Inutile donc de vous dire que les éditions des Fables sont légions ! Celle de Kate est la réédition moderne d’une édition de 1868. Publiée sous le règne de Napoléon III par la librairie Hachette, elle réunit l’ensemble des Fables en deux tomes. Ce qui fait le grand intérêt de cette publication, ce sont ses illustrations gravées sur bois par Gustave Doré : 84 en pleine page et 284 vignettes. Doré est le plus grand illustrateur et l’un des plus fabuleux artistes du XIXe siècle. Caricaturiste à quinze ans, ce touche-à-tout ne délaisse aucun matériau, aucune technique : dessin, aquarelle, peinture, gravure, sculpture. Il se rêve peintre d’histoire mais l’Académie le rejette. Ce sont ses illustrations qui lui valent un triomphe mondial. Elles subliment des monstres de la littérature occidentale : Don Quichotte, Gargantua, les Contes de Perrault, la Divine Comédie, ou encore la Bible. L’imaginaire de générations entières a été nourri par ses images. Qu’elles soient grotesques, inquiétantes, cocasses, grandioses ou terribles, elles dégagent invariablement une puissante atmosphère, souvent bouleversante. La place de Gustave Doré dans notre culture collective est prépondérante et son travail pour cette édition des Fables de La Fontaine y a grandement participé.

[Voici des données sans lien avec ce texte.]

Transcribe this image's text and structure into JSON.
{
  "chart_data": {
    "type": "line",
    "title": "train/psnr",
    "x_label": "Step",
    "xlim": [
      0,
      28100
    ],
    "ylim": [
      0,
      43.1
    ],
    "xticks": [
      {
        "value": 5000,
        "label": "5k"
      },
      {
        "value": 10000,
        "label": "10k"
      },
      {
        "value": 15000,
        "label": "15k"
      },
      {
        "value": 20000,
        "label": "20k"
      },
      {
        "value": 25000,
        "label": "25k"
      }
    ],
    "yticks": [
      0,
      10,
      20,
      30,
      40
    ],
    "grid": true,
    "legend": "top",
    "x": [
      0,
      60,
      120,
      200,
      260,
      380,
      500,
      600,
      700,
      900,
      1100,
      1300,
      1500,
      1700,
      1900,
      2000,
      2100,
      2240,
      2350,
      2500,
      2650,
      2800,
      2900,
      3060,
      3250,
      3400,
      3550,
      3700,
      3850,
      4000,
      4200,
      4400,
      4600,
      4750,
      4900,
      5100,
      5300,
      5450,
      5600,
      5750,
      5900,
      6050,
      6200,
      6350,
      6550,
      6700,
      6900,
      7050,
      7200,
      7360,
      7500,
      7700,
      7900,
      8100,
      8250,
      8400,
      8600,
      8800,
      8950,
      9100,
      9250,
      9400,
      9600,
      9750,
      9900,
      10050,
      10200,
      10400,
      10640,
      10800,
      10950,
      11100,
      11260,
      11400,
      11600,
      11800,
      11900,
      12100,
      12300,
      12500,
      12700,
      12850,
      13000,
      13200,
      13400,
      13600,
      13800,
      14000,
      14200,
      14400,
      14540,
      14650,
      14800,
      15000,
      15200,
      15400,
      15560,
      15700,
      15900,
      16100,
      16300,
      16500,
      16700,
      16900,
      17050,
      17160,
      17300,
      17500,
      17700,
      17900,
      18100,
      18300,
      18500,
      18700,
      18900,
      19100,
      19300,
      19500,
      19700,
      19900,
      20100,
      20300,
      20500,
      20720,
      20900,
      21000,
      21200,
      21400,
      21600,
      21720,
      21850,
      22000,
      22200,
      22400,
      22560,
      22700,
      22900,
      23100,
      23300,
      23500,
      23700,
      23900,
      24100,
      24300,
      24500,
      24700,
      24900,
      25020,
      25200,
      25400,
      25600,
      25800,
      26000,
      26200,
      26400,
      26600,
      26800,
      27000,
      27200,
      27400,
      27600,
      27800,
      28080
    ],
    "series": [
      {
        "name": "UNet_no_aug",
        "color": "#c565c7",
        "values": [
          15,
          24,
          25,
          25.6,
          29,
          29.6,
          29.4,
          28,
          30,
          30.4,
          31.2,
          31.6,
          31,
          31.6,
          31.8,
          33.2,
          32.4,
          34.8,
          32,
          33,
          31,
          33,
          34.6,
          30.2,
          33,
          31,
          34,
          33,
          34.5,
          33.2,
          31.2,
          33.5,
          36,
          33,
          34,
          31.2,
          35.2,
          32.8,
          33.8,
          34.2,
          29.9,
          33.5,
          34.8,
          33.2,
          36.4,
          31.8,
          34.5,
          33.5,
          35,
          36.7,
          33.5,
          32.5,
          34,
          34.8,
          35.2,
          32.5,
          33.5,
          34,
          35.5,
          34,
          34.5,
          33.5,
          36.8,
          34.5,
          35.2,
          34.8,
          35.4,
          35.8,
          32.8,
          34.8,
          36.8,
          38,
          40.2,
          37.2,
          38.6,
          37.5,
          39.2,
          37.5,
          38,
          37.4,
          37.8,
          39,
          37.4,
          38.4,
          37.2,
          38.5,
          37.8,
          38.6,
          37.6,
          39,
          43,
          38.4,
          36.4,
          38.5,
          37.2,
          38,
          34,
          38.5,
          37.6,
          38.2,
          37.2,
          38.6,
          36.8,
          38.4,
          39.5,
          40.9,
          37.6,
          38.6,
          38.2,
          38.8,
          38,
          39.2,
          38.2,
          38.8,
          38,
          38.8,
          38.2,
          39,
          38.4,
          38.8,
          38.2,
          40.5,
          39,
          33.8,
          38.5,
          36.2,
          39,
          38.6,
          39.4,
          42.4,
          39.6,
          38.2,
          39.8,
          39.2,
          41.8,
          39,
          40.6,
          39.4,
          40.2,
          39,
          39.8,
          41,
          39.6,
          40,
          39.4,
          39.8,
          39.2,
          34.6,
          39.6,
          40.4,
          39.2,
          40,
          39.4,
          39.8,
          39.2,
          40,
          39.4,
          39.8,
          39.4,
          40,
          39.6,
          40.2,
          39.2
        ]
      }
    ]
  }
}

L’ouvrage de Kate est donc célèbre et remarquable à bien des égards. Malgré des rousseurs (tâches jaunâtres), il semble en bon état et est relié dans un similicuir rouge à ornements dorés. Il lui manque simplement une qualité pour avoir de la valeur : l’ancienneté. Une édition originale (1668) du premier recueil des Fables s’est vendue plus de 208.000 € aux enchères il y a deux ans. Une édition originale de la réédition de 1868 se négocie autour de 400 €. En ce qui concerne votre édition, qui date de la seconde moitié du XXe siècle, comptez au mieux dix fois moins, soit une quarantaine d’euros. Comme dirait La Fontaine : « C'est un trésor qui n'embarrasse point ».